User’s Guide¶
Overview¶
arlib is designed using the bridge pattern . The abstract archive manipulation functionality, e.g. open the archive file, query member names, open a member, are defined in Archive, an abstract base class called “engine”. Core functionalities are defined by the corresponding abstract methods and properties:
Archive.member_names
: Return a list of names of member files in the archiveArchive.open_member()
: Open a member as a file object
The core functionalities are implemented in derived classes which we call them concrete engines. Other functionalities may be overridden by concrete engines but that’s not required. Currently, three concrete engines are implemented in the library:
TarArchive
: Manipulates tar filesZipArchive
: Manipulates zip filesDirArchive
: Treat a directory as an archive and files inside as members
Since Archive
is a abc, which can not be instantiate, a
function open()
can be used as a factory to create concrete
engines. The type of concrete engines are automatically determined by
the archive file property and the mode argument to open the archive.
Automatically engine selection¶
Automatically engine selection is achived by auto_engine()
,
which will be called in the constructor of Archive
. Users
rarely need to call auto_engine()
directly. Call the constructor
of Archive
will implicitely call auto_engine()
.
auto_engine()
will call an ordered list of engine determination
function (EDF) to decide the appropriate engine type. The signature of
a EDF must be edf_func(path: path-like, mode: str)
, where
path
is the path to the archive, and mode
is the mode
string to open the archive. The function should return a concrete
engine type if it can be determined, or return None
otherwise.
The EDF list already contains several EDFs. Users can extend the list by registering new EDFs:
arlib.register_auto_engine(func)
A priority value can also be specified:
arlib.register_auto_engine(func, priority)
The value of priority
define the ordering of the registered
EDFs. The smaller the priority
value, the higher the priority
values. EDFs with higher priority will be called before EDFs with
lower priority values. The default priority value is 50.
A third bool type argument prepend
can also be specified for
register_auto_engine()
. When prepend
is true, the EDF will
be put before (i.e. higher priority) other registered EDFs with the
same priority value. Otherwise, it will be put after them.

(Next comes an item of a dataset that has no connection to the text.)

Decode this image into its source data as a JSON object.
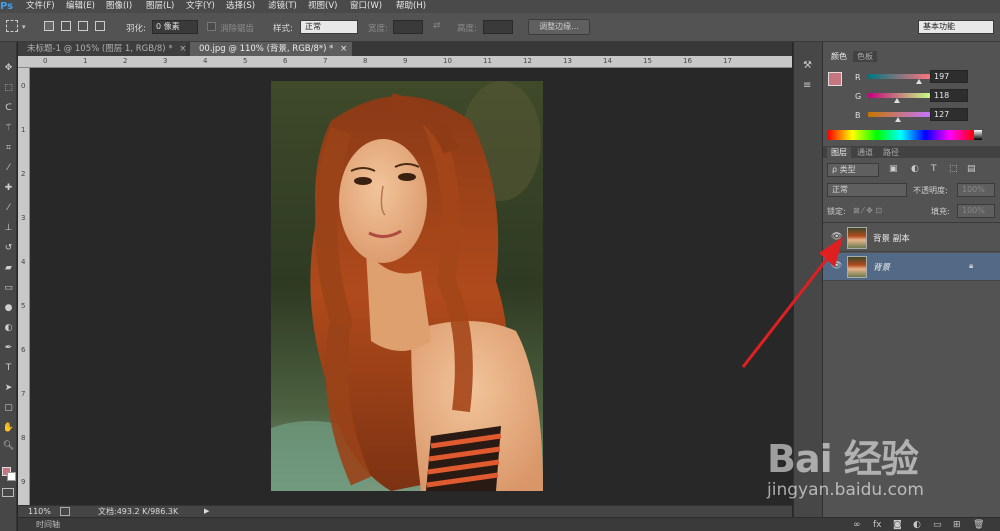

Since register_auto_engine()
returns the input function object
func
, it can also be used as a non-parameterized decorator:
@arlib.register_auto_engine
def func(path, mode):
# function definition
The function register_auto_engine()
also support another version of calling signature arlib.register_auto_engine(priority, prepend)
, which will return a wrapped decorator with arguments. The typical usage is:
@arlib.register_auto_engine(priority=50, prepend=False)
def func(path, mode):
# function definition
Obtain list of member names¶
The abstract property Archive.member_names
will return a list
of str
, which represents the names of the members in the
archive:
ar = arlib.Archive('a.zip', 'r')
members = ar.member_names
Concrete engines such as TarArchive
and ZipArchive
implement the property using the underlying zipfile
and
tarfile
modules. Archive.member_names
provides a
uniform interface to corresponding underlying functions.
Check member properties¶
The methods Archive.member_is_dir()
and
Archive.member_is_file()
whether the specified member is a
directory or a regular file.
Open member as a file object¶
The abstract method Archive.open_member()
provide a uniform
interface for opening member file as a file object. The signature of
the method is open_member(name, mode, **kwargs)
, where
name
is the name of member file, and mode
is the mode
argument the same as in the built-in open()
function. kwargs
are keyword arguments that will be passed to
underlying methods in zipfile
, tarfile
etc.
Extract members to a location¶
The method Archive.extract()
provide a uniform interface for
extracting members to a location. Two optional arguments can be
specified: path
for the location of the destination,
members
for a list of members to extract.
with arlib.open('abc.tar') as ar:
ar.extract('c:/', ['a.txt','dir2/'])
Context manager¶
The Archive
class also defines the context manager
functionality. Specifically, Archive.__enter__()
returns the
archive itself, and Archive.__exit__()
calls
self.close()
then return True
.
Extend the library¶
The architecture of the library is flexible enough to add more archive types. Adding a new archive type includes the following steps:
Derive a new class and implement the core functionalities
class AnotherArchive(Archive): def __init__(self, path, mode, **kwargs): # definition @property def member_names(self): # definition def open_member(self, name, mode='r', **kwargs): # definition
(optional) override methods
Archive.close()
,Archive.__enter__()
,Archive.__exit__()
etc(optional) defined and register a new EDF which could automatically determine the new archive type
@register_auto_engine def another_auto_engine(path, mode): # definition
(optional) override methods
Archive.extract()
. The default implementation inArchive
use shutil.copyfileobj copy corresponding members to the destination. Use the corresponding archive implementation may be more efficient.